Заявление о предыдущей помолвке, которое за сорок лет стоило вам стольких приступов боли, что вы можете отложить его навсегда; по эту сторону могилы он тебе больше никогда не понадобится. Если вы содрогаетесь при мысли о ночи и зиме, и о позднем возвращении домой с пира, и о огнях, и о смехе на пустынных улицах, — о запустении, которое не напомнит вам сейчас, как и в течение целого поколения, о том, что ваши друзья спят, и вы должны подкрадываться на цыпочках и не тревожить их, а только напоминать вам, что вам не нужно ходить на цыпочках, вы никогда не сможете их больше тревожить, — если вы содрогаетесь при мысли об этом, вам достаточно ответить: приглашение делает мне честь и радует меня, потому что ты все еще хранишь меня в своей памяти», но мне семьдесят; семьдесят, и приютился бы в углу камина, и курил бы мою трубку, и читал бы мою книгу, и отдохнул бы, желая Вам всего хорошего, и что, когда Вы в своем возвращении прибудете на пирс N 70, Вы можете ступить на борт ожидающего вас корабля с примиренным духом и с довольным сердцем проложите свой путь к заходящему солнцу.

Вернуться к избранным произведениям

Посвящений для всех возрастов, Псалом 22

Psalms for Families — это молитвенная книга для всей семьи, призванная помочь родителям изучить богатство книги Псалмов со своими детьми и подростками.
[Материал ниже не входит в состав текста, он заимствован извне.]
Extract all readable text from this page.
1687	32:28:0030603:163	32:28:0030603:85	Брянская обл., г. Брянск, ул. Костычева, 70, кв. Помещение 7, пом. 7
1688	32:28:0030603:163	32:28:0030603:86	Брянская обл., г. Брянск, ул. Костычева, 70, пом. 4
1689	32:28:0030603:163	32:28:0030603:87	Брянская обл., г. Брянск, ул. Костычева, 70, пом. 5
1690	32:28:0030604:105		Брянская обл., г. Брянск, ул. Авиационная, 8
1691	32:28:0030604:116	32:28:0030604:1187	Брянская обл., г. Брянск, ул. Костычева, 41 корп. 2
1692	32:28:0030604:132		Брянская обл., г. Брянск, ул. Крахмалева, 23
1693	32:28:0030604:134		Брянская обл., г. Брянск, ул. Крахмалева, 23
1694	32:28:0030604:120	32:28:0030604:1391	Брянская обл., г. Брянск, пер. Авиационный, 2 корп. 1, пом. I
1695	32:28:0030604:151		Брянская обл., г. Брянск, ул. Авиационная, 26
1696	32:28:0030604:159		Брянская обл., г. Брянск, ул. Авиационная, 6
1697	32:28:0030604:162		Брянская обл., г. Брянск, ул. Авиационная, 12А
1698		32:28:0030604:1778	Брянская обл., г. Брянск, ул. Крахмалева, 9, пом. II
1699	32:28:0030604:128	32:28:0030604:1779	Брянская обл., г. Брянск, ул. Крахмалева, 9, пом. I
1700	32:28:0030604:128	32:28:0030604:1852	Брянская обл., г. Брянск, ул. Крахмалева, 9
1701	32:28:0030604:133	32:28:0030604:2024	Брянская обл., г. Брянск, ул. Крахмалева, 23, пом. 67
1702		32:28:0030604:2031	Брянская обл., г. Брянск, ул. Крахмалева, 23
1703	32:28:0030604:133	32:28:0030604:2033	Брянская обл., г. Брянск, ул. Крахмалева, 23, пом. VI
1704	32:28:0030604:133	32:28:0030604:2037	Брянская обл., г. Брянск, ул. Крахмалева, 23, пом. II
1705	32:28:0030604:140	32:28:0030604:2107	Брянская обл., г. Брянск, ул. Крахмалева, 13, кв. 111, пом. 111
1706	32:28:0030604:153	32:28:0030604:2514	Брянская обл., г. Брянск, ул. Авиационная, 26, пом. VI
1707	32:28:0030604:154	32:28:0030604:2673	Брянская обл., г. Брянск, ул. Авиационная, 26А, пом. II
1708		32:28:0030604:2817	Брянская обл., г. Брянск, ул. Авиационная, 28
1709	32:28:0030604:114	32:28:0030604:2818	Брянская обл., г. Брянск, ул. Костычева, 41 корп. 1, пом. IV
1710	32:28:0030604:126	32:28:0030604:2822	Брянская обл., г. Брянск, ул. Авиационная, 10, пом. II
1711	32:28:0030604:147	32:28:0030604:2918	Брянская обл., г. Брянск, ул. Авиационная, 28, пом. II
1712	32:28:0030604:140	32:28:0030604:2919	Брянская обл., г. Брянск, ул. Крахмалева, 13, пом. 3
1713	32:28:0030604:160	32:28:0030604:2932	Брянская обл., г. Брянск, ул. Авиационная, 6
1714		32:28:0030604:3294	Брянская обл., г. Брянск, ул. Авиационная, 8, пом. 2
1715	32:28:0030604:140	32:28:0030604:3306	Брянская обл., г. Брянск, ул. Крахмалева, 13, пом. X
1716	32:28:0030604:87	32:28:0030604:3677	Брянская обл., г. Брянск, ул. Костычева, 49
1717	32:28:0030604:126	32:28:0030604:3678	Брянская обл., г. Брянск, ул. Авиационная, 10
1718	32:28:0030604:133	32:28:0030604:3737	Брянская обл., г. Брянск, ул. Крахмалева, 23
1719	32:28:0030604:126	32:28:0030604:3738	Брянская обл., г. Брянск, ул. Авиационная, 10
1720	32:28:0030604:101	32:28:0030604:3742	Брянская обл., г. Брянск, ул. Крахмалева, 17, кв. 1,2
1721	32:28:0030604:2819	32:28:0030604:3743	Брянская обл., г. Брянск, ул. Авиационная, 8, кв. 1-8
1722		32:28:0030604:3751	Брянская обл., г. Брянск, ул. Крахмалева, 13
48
Эти молитвы помогут родителям больше узнать о псалмах, поскольку они учат своих детей хвале, молитве и плачу.

Автор:
Лора Кили и Роберт Кили
Метки:
псалмы, семейные псалмы
Отражение
опубликовано 9 декабря 2013 г.

Введение и полная серия

Наставление 1, Научение 2, Научение 3, Научение 4, Заметки для взрослых

Музыкальному руководителю. На мотив «Утренней лани». Псалом Давида.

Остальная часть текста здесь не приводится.